Le sang des Germains et soixante triomphes,
Voilà ce lui fait mon crime. Et pourtant quels sont ceux que ma gloire effraye ?
Quels sont ceux qui pensent à une guerre ? Concours achetés,
Manœuvres louches, c’est par vous que ma Rome m’est devenue marâtre.
Mais, je le sais, ce n’est pas impunément, ce n’est pas sans une revanche que ces pleutres
Auront enchainé ma dextre.

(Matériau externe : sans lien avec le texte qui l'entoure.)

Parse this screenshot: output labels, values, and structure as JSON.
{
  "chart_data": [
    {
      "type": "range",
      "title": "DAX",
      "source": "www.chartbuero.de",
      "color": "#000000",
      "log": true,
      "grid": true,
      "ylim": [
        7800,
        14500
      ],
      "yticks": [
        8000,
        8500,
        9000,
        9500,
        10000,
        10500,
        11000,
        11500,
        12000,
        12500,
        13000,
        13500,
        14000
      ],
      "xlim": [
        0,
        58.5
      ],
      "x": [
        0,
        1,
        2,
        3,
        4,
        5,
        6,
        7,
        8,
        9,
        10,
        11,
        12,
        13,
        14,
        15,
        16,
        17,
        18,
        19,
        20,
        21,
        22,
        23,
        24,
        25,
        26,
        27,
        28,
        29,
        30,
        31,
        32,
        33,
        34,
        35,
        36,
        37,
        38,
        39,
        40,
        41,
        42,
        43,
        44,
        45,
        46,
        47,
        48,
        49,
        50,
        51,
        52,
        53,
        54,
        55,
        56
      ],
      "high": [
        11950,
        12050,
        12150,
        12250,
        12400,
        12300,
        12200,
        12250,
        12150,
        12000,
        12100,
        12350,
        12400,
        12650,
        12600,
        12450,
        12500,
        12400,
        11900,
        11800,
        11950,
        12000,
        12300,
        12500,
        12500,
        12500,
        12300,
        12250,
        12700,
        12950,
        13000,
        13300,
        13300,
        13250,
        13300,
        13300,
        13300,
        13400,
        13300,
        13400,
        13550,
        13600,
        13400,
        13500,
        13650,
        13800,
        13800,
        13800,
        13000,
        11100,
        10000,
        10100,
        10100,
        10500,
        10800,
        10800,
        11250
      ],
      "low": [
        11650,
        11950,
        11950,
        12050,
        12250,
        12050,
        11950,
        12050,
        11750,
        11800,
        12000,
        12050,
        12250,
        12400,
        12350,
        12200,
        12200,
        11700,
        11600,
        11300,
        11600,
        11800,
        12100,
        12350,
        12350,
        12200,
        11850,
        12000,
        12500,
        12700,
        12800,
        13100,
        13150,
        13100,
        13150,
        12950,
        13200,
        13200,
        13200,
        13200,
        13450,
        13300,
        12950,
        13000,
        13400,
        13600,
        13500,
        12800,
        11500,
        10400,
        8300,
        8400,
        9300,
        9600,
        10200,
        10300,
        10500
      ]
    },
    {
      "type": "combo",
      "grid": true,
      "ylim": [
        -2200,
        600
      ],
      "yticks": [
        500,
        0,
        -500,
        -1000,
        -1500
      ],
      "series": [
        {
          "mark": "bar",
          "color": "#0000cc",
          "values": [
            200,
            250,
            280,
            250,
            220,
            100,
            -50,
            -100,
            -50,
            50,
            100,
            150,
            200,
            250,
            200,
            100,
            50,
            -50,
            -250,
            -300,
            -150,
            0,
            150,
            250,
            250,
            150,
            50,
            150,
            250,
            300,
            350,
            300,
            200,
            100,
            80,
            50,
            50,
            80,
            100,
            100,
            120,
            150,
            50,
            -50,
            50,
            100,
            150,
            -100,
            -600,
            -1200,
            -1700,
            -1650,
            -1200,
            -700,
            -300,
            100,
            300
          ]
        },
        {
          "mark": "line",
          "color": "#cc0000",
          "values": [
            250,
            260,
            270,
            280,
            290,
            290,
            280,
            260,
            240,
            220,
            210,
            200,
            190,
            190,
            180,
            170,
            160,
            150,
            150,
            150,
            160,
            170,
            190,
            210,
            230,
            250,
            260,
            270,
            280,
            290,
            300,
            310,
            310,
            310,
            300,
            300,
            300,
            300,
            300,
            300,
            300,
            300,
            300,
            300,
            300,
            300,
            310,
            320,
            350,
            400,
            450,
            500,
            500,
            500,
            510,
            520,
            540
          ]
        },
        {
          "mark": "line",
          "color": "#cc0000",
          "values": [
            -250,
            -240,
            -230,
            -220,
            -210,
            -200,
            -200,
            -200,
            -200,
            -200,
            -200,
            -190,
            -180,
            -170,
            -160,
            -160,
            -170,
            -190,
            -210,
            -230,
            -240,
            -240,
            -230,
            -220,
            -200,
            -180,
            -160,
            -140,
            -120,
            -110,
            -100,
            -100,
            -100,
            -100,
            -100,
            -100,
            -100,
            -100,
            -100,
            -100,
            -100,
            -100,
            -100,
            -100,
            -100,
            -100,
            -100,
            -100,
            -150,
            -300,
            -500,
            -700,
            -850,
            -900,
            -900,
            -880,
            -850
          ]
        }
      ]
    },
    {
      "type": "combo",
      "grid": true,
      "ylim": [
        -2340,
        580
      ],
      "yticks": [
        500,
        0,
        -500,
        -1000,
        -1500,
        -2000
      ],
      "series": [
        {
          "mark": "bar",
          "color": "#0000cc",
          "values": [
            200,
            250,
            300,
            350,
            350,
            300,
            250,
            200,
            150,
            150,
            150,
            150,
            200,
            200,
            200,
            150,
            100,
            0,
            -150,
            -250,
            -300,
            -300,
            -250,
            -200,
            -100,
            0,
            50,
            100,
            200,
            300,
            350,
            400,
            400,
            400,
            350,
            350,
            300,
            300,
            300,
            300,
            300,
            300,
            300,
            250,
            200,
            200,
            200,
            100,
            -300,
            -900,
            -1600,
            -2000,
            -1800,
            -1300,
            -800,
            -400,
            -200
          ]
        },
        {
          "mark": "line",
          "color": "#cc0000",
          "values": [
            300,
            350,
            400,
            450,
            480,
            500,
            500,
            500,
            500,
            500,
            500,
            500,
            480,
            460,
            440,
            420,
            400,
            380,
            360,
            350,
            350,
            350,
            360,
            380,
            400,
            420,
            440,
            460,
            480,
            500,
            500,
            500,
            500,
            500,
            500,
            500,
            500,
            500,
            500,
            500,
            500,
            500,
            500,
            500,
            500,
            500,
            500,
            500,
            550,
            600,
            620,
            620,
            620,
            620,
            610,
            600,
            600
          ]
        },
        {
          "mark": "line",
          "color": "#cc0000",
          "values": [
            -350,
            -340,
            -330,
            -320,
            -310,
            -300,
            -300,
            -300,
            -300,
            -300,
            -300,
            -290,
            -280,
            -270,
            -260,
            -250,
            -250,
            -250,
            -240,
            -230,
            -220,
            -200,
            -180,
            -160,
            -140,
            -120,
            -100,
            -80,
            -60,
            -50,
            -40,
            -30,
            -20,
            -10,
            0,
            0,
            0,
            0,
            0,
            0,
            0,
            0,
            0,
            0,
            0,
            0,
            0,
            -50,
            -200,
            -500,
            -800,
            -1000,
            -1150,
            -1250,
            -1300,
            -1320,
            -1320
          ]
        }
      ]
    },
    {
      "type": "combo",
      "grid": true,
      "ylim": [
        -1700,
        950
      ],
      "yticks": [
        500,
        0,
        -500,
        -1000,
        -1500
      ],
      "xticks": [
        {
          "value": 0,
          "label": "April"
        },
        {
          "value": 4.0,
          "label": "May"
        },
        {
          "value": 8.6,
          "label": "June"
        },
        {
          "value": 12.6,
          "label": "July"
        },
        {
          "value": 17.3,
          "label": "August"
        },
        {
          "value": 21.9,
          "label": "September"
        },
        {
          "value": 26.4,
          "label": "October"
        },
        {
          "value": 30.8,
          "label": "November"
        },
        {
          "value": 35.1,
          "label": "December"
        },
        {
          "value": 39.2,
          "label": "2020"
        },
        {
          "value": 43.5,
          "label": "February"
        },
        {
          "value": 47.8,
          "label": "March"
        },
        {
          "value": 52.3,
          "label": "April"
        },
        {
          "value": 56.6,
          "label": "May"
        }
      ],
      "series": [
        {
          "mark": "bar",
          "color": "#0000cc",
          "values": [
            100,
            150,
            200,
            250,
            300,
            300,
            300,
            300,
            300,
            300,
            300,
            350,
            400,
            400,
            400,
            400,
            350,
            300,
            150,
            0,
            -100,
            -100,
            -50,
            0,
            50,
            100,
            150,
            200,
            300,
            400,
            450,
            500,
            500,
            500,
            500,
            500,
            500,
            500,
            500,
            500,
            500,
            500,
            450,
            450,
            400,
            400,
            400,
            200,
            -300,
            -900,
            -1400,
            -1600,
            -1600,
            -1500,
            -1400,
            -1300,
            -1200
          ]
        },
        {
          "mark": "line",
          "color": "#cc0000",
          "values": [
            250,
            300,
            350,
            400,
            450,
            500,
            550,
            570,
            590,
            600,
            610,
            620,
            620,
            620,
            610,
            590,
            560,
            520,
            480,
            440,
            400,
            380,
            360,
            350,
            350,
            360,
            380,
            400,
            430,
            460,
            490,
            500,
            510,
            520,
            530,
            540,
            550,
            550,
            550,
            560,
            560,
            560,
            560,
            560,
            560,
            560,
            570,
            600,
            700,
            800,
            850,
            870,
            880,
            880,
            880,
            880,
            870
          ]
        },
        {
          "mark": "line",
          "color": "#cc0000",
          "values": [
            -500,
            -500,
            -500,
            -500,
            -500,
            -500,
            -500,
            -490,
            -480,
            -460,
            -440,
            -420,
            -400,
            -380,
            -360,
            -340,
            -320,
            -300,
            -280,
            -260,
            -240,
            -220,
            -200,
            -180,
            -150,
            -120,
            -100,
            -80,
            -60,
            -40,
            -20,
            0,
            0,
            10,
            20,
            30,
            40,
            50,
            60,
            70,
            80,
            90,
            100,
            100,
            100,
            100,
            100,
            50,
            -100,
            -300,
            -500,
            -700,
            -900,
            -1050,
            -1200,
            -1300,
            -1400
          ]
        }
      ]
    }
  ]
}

En avant, camarades :
Vainqueurs et indignés, allez ; la parole est aux armes,
Car tous on nous accuse du même crime, tous
Un même désastre nous menace. Il faut que je vous remercie :
Vous ne me laisserez pas écraser tout seul. Et puisque, pour prix de nos trophées,
On nous menace du châtiment, puisque notre victoire nous vaut des ordures,
Que la Fortune soit juge : jetons les dés. Engagez la lutte,
Éprouvez la force de vos bras. Ma cause est jugée d’avance :
Les armes à la main, entre tant de braves cœurs, je ne saurais être vaincue. »
Telle fut cette proclamation. Aussitôt, du haut du ciel, l’oiseau de Delphes,
Messager d’heureux augure, fendit l’air rapidement.
Et, sur la gauche, d’une sombre forêt,
Sortirent des voix mystérieuses escortées de flammes légères.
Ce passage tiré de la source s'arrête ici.